Right now, the plan is to open up only container services, but clearly, the end of “cargo reservation’’ is not too far away.
The proposed policy aims at easing the capacity constraints in coastal container services. Inadequate capacity delays delivery of cargo and pushes up overall transportation costs. But local shipping lines argue that coastal cargo is reserved for them under the Cabotage regulations to ensure national safety and to boost coastal tonnage. Foreign lines initially offer “dumping’’ freight rates to attract cargo. But once they know they can dictate terms, they will jack up rates, it is argued.
These arguments are fine. But they have not translated into any action that has helped coastal shipping to grow. Today, despite being an eco-friendly, low-cost and fuel-efficient mode of transport, coastal shipping accounts for just seven per cent of the total domestic cargo movement, the bulk of which moves by road and rail, adding to the pressure on these transportation modes.
In a country with a coastline of over 7,000 km, there is no reason why a large part of this cargo cannot be moved by sea.
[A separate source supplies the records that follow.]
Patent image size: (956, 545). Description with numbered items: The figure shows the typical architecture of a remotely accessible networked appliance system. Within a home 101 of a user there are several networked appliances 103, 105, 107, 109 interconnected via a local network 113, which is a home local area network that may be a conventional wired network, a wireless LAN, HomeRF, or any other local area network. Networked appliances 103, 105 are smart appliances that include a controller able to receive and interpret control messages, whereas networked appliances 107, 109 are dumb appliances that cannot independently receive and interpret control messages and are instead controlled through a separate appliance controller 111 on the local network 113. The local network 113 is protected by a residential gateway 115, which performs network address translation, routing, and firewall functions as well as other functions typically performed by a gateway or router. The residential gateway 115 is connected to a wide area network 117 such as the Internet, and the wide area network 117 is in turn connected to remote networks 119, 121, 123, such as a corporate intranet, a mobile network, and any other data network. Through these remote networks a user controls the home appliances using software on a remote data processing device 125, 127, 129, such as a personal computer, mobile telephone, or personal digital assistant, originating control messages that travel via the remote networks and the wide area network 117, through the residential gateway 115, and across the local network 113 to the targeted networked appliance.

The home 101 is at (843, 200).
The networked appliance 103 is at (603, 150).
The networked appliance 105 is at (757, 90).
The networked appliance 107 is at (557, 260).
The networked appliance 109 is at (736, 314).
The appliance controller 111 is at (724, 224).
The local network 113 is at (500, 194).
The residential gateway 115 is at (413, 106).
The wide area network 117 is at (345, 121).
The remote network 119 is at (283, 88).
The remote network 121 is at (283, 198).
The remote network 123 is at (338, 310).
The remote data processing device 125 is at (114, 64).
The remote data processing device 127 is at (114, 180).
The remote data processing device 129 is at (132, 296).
In fact, domestic coastal shipping tonnage — around 700 ships — accounts for only 10 per cent of the country's total shipping tonnage. This include tugs and offshore support vessels; thus, actual cargo carriers would number around 300-350. And their average age is much higher than that of the ocean-going vessels. Domestic coastal operators have their own cup of woes: lack of connectivity to the hinterland and ports, heavy taxes, high cost of funds, absence of dedicated berths and many others that stifle their growth.
No doubt, these problems need to be addressed at the earliest. At the same time, Indian coastal operators cannot be oblivious to the winds of change sweeping across the coast. Any rule that restricts competition cannot survive for long in an increasingly free-trade environment. Trade cannot be allowed to suffer if domestic lines cannot deliver service of the desired quality at a competitive price. At the end of the day shippers should benefit.
Indian coastal shipping operators should invest in capacity as the market for domestic cargo is bound to expand. The Government has rightly decided to open up coastal shipping only gradually, given the considerable advantage foreign lines have and the crushing impact they might have on domestic shipping if a free-for-all environment is created at one stroke. But open up it must, if the logistics efficiency of the economy as a whole is to improve.
For a country with a coastline of over 7,000 km, there is no reason why a large part of domestic cargo cannot be moved by sea.